At my station, it's totally volunteer, we cover 400 sq miles, largest area of 8 fd's in the county, our calls feel like 48/96 sometimes due to the calls w/ being a interstate town , we go 7 to as much 10 days w/ o a call even in the summer dry spells, and then we get the big ones where it one after another before we clear the call we are on and a couple I recall lasted 18 to 24 HR. Good thing we have alot of our people live close the firehouse
Permalink Reply by FETC on February 9, 2011 at 10:01pm
48 straight in a busy department sucks. You have guys sleeping on day two and nobody up during business hours. The guys who think it is great, work in a slow department, and have more personal time to have a second or third fulltime career.
If you rely on call back for big incidents, forget about having anyone around to respond in to help. All off doing other things on that 96 off.
It would be literally impossible here with our call volume. In the 90s we were court ordered to go from 24/48 to 24/72 because they said 48 hours weren't enough time off when running 15-25 runs/tour. Technically we aren't even supposed to work more than 36 hours straight if we are pulling in OT. Since we are old school, we have a watch man up all night.
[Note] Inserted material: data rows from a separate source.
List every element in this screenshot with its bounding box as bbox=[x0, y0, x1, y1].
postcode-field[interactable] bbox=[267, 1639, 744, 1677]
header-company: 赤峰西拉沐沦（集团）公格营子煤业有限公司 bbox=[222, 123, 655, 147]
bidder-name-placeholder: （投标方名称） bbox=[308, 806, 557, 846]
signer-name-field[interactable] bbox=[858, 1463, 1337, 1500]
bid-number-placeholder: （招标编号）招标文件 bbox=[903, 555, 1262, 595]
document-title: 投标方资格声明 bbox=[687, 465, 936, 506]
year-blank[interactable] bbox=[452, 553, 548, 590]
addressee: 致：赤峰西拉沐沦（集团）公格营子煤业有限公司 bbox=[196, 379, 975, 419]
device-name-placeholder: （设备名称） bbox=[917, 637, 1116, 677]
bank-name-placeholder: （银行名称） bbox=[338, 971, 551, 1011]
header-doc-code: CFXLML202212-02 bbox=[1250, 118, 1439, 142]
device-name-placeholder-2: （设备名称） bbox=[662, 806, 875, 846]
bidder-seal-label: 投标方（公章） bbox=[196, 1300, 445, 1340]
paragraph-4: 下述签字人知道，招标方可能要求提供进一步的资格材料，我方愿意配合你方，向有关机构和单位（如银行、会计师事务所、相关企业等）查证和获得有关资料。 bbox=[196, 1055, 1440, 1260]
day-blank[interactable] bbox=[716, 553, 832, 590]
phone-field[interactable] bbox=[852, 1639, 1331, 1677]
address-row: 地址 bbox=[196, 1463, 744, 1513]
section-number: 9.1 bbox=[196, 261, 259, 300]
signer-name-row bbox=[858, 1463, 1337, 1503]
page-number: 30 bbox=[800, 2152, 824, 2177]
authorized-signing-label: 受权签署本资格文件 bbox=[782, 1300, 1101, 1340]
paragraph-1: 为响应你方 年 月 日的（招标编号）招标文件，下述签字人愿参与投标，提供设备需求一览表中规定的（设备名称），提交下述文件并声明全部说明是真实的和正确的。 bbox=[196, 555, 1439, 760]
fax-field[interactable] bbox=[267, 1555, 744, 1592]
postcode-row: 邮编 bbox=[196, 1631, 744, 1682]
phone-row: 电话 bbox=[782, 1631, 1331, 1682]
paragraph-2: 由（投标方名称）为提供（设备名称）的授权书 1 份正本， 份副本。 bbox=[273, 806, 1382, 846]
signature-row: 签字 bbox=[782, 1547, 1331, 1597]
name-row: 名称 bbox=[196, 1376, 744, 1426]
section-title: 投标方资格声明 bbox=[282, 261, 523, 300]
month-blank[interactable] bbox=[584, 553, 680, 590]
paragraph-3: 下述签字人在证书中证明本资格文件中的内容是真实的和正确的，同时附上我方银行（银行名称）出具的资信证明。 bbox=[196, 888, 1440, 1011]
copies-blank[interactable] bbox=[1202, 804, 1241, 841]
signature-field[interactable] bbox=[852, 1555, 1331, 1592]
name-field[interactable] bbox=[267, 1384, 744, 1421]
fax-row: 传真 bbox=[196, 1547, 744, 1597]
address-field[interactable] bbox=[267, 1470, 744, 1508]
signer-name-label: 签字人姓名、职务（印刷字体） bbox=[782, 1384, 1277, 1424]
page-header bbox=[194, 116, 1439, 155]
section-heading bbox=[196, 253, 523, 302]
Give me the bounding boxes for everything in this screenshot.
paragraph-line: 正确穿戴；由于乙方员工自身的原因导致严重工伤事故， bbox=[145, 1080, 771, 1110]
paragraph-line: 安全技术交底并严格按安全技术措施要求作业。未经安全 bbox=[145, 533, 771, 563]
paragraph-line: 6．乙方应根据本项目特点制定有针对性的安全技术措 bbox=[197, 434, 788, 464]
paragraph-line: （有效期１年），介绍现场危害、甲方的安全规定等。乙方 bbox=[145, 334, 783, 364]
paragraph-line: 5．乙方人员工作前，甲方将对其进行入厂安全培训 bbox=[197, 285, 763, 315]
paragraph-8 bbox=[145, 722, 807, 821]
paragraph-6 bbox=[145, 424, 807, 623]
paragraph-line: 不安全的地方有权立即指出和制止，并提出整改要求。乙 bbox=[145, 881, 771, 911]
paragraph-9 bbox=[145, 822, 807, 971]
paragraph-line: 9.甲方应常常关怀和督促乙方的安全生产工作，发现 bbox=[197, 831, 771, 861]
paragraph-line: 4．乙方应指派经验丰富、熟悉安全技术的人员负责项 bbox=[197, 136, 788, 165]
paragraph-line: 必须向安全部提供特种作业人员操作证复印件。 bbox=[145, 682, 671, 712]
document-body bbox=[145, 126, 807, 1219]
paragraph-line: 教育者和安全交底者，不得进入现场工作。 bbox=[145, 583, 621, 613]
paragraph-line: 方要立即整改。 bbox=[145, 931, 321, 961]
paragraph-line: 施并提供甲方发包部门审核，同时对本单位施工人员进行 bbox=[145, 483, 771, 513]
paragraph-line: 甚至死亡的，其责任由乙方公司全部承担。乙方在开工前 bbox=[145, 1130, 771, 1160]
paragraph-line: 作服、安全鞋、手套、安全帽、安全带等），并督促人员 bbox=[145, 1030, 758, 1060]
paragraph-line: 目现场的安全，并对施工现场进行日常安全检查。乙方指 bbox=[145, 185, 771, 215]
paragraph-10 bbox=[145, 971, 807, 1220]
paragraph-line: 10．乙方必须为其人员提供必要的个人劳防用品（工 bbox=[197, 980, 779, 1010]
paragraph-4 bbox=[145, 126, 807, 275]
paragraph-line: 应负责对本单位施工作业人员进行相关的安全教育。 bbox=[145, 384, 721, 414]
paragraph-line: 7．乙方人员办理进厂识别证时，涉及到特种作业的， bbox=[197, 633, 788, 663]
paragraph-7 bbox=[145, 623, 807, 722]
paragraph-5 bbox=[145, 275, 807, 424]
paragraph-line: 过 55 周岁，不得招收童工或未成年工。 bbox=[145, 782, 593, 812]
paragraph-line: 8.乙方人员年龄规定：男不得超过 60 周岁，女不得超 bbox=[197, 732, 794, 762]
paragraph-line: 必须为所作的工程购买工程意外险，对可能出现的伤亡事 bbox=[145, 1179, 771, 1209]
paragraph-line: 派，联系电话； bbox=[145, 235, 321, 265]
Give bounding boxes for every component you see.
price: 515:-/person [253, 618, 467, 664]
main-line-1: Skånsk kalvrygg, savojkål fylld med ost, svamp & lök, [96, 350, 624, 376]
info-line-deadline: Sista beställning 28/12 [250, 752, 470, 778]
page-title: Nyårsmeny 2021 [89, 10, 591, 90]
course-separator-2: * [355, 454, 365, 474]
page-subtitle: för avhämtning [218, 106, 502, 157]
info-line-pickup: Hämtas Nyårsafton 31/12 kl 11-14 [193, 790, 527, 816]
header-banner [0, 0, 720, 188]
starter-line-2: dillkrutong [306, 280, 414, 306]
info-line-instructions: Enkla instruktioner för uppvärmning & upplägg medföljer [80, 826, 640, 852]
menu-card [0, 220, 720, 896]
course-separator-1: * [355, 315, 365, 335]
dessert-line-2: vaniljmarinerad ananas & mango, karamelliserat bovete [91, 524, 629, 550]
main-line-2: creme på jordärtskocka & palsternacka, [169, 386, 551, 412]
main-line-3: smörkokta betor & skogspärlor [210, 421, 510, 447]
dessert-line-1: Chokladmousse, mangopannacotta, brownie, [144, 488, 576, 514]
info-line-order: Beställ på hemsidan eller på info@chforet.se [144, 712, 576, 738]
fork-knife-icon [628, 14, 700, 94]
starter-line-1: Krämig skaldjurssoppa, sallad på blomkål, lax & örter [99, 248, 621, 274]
So even if it is a slow night you will still only get a couple hours of sleep.
Read hogs to the trough on this site! Then consider, it lets FF live farther from work, then move out of their jurisdiction, they don't pay taxes to their employer, they don't care about local politics. Then consider doing it with 10 to 15 runs a shift. Stupid, greedy idea. Hooray for me and screw the citizens and brother FF's.
I'm not a big fan of the "You have to live where you work" idea.
If that was the case, my family and I would be living in a hobo camp where I work. The cost of living is out of control. That's why we choose to live a distance away from my employer. But that's a topic of a entirely different discussion.
Yeah, I have to agree with you about the run numbers. I've pulled 36 hour shifts and was dragging before that 36th hour came about.
Agreed. We don't get paid like the West Coast does. East Coast is EXTREMELY underpaid actually. And you know just as well as me that the DC area is one of the most expensive areas in the country. I could never raise a family in DC.